Conclusion and Final Reflections
You may notice that in some parts of the reverse engineering our analysis is superficial. It’s sometimes helpful to only observe some relevant state changes and treat portions of the program as a black box, to avoid getting led down an irrelevant rabbit hole. This allowed us to turn around an exploit quickly, even though maximizing the completion speed was not our goal.
Additionally, we conducted a patch diffing review of all the reported vulnerabilities in
afd.sys
indicated as “Exploitation More Likely”. Our review revealed that all except two of the vulnerabilities were a result of improper validation of pointers passed in from user mode. This shows that having a historical knowledge of past vulnerabilities, particularly within a specific target, can be fruitful for finding new vulnerabilities. When the code base is expanded – the same mistakes are likely to be repeated.

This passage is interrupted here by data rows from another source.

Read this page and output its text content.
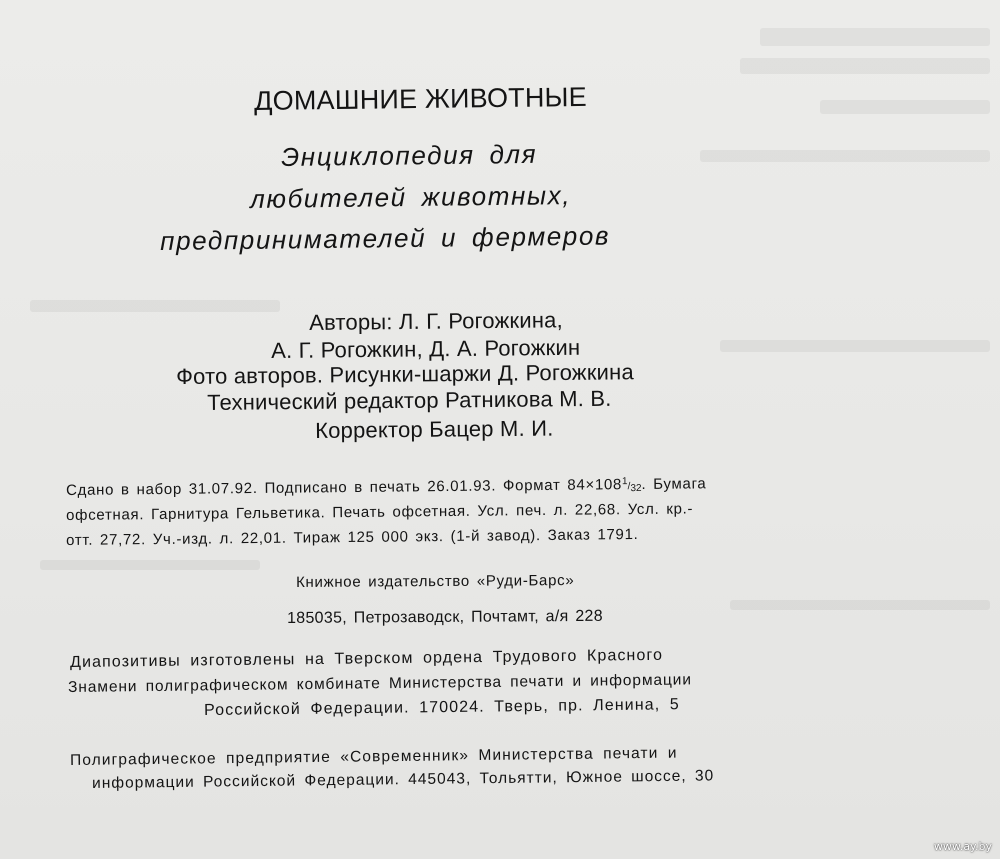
ДОМАШНИЕ ЖИВОТНЫЕ
Энциклопедия для
любителей животных,
предпринимателей и фермеров
Авторы: Л. Г. Рогожкина,
А. Г. Рогожкин, Д. А. Рогожкин
Фото авторов. Рисунки-шаржи Д. Рогожкина
Технический редактор Ратникова М. В.
Корректор Бацер М. И.
Сдано в набор 31.07.92. Подписано в печать 26.01.93. Формат $84\times 108^1/_{32}$. Бумага
офсетная. Гарнитура Гельветика. Печать офсетная. Усл. печ. л. 22,68. Усл. кр.-
отт. 27,72. Уч.-изд. л. 22,01. Тираж 125 000 экз. (1-й завод). Заказ 1791.
Книжное издательство «Руди-Барс»
185035, Петрозаводск, Почтамт, а/я 228
Диапозитивы изготовлены на Тверском ордена Трудового Красного
Знамени полиграфическом комбинате Министерства печати и информации
Российской Федерации. 170024. Тверь, пр. Ленина, 5
Полиграфическое предприятие «Современник» Министерства печати и
информации Российской Федерации. 445043, Тольятти, Южное шоссе, 30
www.ay.by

Remember, new C code == new bugs . As evidenced by the discovery of the aforementioned vulnerability being exploited in the wild, it is safe to say that attackers are closely monitoring new code base additions as well.
The lack of support for Supervisor Mode Access Protection (SMAP) in the Windows kernel leaves us with plentiful options to construct new data-only exploit primitives. These primitives aren’t feasible in other operating systems that support SMAP. For example, consider CVE-2021-41073, a vulnerability in Linux’s implementation of I/O Ring pre-registered buffers, (the same feature we abuse in Windows for a R/W primitive). This vulnerability can allow overwriting a kernel pointer for a registered buffer, but it cannot be used to construct an arbitrary R/W primitive because if the pointer is replaced with a user pointer, and the kernel tries to read or write there, the system will crash.
Despite best efforts by Microsoft to kill beloved exploit primitives, there are bound to be new primitives to be discovered that take their place. We were able to exploit the latest version of Windows 11 22H2 without encountering any mitigations or constraints from Virtualization Based Security features such as HVCI.